Now I have $V={(a_1,b_1),...,(a_n,b_n)}\subset K^2$, $K$ a field. And I have Lagrange polynomial defined as
$$h(x)=\sum_{i=1}^n b_i \prod_{j\neq i}\frac{x-a_j}{a_i-a_j}$$
and a polynomial f defined as
$$f(x)=\prod_{i=1}^n(x-a_i)$$
Now I need to prove that $I(V)=\big \lbrace \: p\in K[x,y] \mid \forall (x,y)\in V : p(x,y)=0\: \big \rbrace= \langle f(x),y-h(x) \rangle$
I also have a hint that I should divide $g\in I(V)$ by $(f(x),y-h(x))$. But I don't understand it at all, what a result is expected after this divide so that I can prove the statement? I think if I want to prove $(f(x),y-h(x))$ is a Groebner basis, I must divide $(f(x),y-h(x))$ by themselves.

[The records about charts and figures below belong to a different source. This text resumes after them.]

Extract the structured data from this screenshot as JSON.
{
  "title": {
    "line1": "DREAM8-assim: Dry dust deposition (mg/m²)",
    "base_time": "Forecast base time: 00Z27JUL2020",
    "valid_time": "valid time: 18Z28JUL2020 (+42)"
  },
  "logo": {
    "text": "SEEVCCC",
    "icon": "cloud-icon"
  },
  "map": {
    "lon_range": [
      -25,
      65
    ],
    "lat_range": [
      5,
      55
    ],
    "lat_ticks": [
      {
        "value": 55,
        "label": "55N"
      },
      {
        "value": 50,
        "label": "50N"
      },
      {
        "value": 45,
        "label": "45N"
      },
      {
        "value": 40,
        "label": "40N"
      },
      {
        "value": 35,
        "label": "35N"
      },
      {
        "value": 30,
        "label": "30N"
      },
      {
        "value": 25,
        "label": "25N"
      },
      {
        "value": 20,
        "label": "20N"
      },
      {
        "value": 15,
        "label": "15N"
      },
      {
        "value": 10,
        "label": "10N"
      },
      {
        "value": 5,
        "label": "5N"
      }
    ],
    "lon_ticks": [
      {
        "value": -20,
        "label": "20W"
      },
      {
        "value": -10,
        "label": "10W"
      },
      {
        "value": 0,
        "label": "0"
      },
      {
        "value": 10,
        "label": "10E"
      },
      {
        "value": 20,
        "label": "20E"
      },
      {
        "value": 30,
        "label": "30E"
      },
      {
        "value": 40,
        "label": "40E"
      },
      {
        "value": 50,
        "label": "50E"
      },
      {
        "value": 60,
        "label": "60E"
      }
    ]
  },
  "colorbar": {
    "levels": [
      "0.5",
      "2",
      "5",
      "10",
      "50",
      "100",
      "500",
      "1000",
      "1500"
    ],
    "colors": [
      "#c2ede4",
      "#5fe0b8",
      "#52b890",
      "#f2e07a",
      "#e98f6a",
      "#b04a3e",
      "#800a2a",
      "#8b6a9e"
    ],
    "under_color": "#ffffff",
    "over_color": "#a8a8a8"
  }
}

Any hint would be appreciated!
I believe $\langle f(x),y-h(x)\rangle \subseteq I(V)$ is obvious, so let's focus on the other inclusion. Dividing $g\in I(V)$ by $(f(x),y-h(x))$ gives us polynomials $p,q,r\in K[x,y]$ with $g = pf + q(y-h) + r$. Furthermore, for all $(a,b)$,
$$g(a,b) = p(a,b)f(a) + q(a,b)(b-h(a)) + r(a,b) \implies r(a,b) = 0$$
Thus, $r$ possesses at least $n$ different roots, assuming $a_i \neq a_j$ for $i\neq j$, as is usually required when working with interpolation. One can easily prove from here on, that $r=0$ follows. I will leave this part to you, unless you want me to go into further detail. Then $g = pf + q(y-h)$ and the other inclusion is proven.